GÖLGESİZ KULE (BAİ TA ZHİ GUANG), 2023

Yönetmen: Zhang Lu

Oyuncular: Baiqing Xin, Yao Huang, Zhuangzhuang Tian

Berlinale’de Altın Ayı için yarışan film, Pekin’de yaşayan orta yaşlı yemek eleştirmeni Gu Wentong’un yıllar önce ortadan kaybolan babasıyla yüzleşme sürecini izliyor. Boşanma sonrası kızıyla mesafeli bir ilişki kuran Wentong, iş yerindeki genç fotoğrafçı Ouyang’la yakınlaşırken onun aracılığıyla babasının hâlâ hayatta olduğunu öğreniyor. Hikâye, Miaoying Tapınağı’ndaki 13. yüzyıldan kalma Beyaz Pagoda’nın etrafında şekillenerek bu yapıyı kaybolmuş zamanın ve eksik aile bağlarının metaforuna dönüştürüyor.

LİSBON MARU’NUN BATIŞI (Lİ Sİ BEN WAN CHEN MO), 2023

Yönetmenler: Fang Li, Ming Fan, Lily Gong

Belgesel, uzun süredir denizin dibinde sessizce yatan batığın görüntüleriyle açılıyor ve izleyiciyi 1942’de Lisbon Maru’nun batmasıyla yüzlerce Britanyalı savaş esirinin hayatını kaybettiği trajediye götürüyor. Hayatta kalanların ve yakınlarının tanıklıklarını ses ve fotoğraf arşivleriyle birleştiren yapım, tarihî kayıtlarla güncel araştırmalar arasında güçlü bir bağ kuruyor. Üzeri örtülmüş bir savaş tarihini empatiyle görünür kılan film, hem tarihsel hafıza hem de belgesel sinemanın etik sınırları üzerine yeniden düşünmeye çağırıyor.

MANTI KRALİÇESİ (SHUİ JİAO HUANG HOU), 2025

Yönetmen: Wai Keung Lau

Oyuncular: Li Ma, Kara Ying Hung Wai, Yawen Zhu

.png Film, 1970’lerde Shandong’dan Hong Kong’a göç eden ve iki kızıyla birlikte hayata yeniden başlayan Zang Jianhe’nin gerçek hikâyesine dayanıyor. Geçimini feribot iskelesinde mantı satarak sağlayan Zang, zamanla Hong Kong’un en büyük gıda şirketlerinden birinin temelini atıyor. Kadın emeği, göçmenlik ve ayakta kalma mücadelesi etrafında kurulan film, emeğin görünmezliğini ve dayanışmanın sessiz gücünü öne çıkarıyor. Çin’de büyük gişe başarısı elde eden yapım, izleyiciyle gerçek bir başarı hikâyesi paylaşıyor.

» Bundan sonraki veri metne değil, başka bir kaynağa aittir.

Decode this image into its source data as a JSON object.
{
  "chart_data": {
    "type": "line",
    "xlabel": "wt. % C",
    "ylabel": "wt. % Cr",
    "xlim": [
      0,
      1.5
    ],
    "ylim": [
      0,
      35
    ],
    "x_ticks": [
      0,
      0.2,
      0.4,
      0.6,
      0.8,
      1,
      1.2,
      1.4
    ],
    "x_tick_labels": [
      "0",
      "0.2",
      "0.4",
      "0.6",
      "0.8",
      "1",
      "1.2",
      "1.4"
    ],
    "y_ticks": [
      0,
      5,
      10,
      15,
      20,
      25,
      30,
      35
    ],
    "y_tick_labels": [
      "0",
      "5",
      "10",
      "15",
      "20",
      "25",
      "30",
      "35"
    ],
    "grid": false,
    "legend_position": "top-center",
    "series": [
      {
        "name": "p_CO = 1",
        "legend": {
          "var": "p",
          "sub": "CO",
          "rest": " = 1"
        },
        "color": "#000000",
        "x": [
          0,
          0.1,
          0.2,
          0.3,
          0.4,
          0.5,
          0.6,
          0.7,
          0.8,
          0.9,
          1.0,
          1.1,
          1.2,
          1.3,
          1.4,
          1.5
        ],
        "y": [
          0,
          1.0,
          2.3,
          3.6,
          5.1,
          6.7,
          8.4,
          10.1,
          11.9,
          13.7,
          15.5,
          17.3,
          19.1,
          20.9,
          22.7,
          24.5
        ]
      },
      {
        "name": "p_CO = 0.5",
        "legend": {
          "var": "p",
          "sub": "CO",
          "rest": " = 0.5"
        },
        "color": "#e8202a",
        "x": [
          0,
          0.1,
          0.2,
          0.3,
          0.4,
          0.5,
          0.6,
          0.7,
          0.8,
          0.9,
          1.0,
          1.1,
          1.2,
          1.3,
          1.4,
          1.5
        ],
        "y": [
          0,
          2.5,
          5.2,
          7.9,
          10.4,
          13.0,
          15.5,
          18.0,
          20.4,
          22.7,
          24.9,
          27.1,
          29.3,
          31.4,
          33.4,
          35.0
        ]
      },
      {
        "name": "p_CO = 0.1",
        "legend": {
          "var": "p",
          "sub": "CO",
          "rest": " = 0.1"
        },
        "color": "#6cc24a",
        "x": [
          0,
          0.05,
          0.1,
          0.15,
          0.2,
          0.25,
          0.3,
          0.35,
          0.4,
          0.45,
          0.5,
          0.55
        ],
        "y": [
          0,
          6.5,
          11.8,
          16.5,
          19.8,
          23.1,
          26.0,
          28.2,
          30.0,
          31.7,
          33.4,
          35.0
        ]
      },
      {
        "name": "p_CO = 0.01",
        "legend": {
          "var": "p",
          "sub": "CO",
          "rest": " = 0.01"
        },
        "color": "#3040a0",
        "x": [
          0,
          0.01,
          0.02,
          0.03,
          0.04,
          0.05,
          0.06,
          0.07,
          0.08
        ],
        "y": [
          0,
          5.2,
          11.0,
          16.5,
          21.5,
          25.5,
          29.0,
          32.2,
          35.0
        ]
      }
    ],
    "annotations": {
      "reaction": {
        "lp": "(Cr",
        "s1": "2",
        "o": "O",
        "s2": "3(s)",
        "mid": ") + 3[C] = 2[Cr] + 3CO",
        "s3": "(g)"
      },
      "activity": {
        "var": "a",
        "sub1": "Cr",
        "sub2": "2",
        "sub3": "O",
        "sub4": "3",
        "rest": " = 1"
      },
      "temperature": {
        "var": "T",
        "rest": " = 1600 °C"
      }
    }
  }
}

ONUN HİKÂYESİ (HAO DONG Xİ), 2024

Yönetmen: Shao Yihui

Oyuncular: Jia Song, Elane Zhong, Zhang Yu

.png Şanghay’da yaşayan yalnız anne Wang Tiemei, işini kaybettikten sonra kızıyla birlikte yeni bir eve taşınır. Ruhen kırılgan komşusu Xiao Ye ile tanışınca aralarında beklenmedik bir yakınlık kurulur. Tiemei, eski eşiyle ve kendisine dayatılan ideal kadın kimliğiyle yüzleşirken Xiao Ye de kendi duygusal boşluklarını keşfetmeye başlar. Melodrama ve komedi arasında dolaşan tonu ve güçlü kadın karakterleriyle ülkede büyük gişe başarısı elde eden film, Çin sinemasında kadın bakışı ve dayanışmasının güncel örneklerinden biri olarak öne çıkıyor.

SANAT AKADEMİSİ 1994 (Yİ SHU XUE YUAN 1994), 2023

Yönetmen: Jian Liu

Oyuncular: Zijian Dong, Dongyu Zhou, Changchu Xu

1994 yılında Çin sanat ortamının değişimin eşiğinde olduğu dönemde bir akademide geçen film; geleneksel mürekkep resminin disiplinine sıkışmış Xiaojun, performans sanatına tutkuyla bağlı Youcai ve kavramsal sanatın peşindeki Zhifei’nin politik belirsizlik ve kültürel dönüşüm içindeki gündelik mücadelelerini izliyor. Üçlü, romantik hayal kırıklıkları ve kurum baskıları arasında sanatın ne olduğuna, özgünlüğe ve ifade özgürlüğüne dair kendi yanıtlarını arıyor. Batı etkileriyle yerel gelenekler arasında sıkışan bu kuşağı anlatan animasyon, ince mizahı ve nostaljik dokusuyla dönemin kırılgan enerjisini yakalıyor.